The deeper shift is in how to think about context engineering as a practice. The intuition that richer context makes agents more effective is not categorically wrong — it’s wrong in the specific, common case where the context duplicates what the agent can already access. The study’s redundancy finding is the key result to carry forward: when the agent can read the documentation directly, a context-file summary of that documentation adds cost without subtracting ambiguity. Effective context files are the ones that provide information the agent genuinely doesn’t have, not the ones that aggregate information it can find elsewhere.
Reading the Limitations Honestly
The benchmark covers 138 tasks across 12 Python repositories. That’s a credible foundation, and the consistency of results across four different agents — Claude Code, Codex, GPT models, and Qwen — makes the directional findings more robust than they would be from a single-agent evaluation. But it’s still a relatively narrow window. The study evaluated task completion rate; it didn’t measure code quality, security properties, or the maintainability of agent-produced patches. Context files may function differently in languages with unusual or niche conventions where agent training coverage is sparse, or in domains where the gap between what the agent knows and what the codebase requires is larger than in the standard Python repositories studied here.
The right response to this paper isn’t to delete every context file you have and never think about them again. It’s to stop assuming they’re helping without evidence that they are. The vendors will adjust their guidance eventually — the empirical record on AGENTS.md is now accumulating, and the story it’s telling isn’t the one that led to 60,000 repository adoptions.

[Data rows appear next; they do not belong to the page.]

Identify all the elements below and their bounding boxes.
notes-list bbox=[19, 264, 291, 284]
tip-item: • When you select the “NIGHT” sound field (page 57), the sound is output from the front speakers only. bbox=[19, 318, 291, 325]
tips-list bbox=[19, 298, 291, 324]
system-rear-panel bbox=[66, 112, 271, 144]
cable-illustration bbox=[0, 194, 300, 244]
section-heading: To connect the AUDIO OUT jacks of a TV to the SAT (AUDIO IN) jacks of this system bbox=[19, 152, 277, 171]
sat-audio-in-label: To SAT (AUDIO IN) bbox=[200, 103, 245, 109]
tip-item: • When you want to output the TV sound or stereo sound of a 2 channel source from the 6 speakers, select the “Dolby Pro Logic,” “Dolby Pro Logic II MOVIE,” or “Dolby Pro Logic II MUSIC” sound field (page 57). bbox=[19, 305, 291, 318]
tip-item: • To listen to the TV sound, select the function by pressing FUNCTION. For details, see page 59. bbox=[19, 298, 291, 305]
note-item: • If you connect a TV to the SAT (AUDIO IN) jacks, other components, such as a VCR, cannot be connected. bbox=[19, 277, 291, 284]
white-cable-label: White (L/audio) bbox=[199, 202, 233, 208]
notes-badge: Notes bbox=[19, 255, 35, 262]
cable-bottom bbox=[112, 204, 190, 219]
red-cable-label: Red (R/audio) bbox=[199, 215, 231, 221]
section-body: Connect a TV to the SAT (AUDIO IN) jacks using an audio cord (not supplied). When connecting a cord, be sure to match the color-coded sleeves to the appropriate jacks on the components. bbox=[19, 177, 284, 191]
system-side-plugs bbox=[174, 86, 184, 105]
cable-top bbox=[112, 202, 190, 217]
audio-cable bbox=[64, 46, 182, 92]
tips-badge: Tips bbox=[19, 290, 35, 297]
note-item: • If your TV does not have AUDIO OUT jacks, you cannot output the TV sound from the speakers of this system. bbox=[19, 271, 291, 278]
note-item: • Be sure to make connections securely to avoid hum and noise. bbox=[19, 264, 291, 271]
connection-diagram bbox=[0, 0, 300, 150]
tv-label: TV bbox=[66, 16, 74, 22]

Until vendor guidance catches up to the data, the safest position for enterprise teams is skepticism toward comprehensive context files, investment in measuring their actual effect on your agents, and a deliberate shift toward the minimal-and-precise end of the spectrum when you do use them.
The principle the study is pointing at is one that good systems engineers recognize from other contexts: in a complex adaptive system, instructions that get followed are constraints on behavior. Add more constraints than the system needs, and you don’t get a more efficient system — you get a more expensive one that’s no more correct.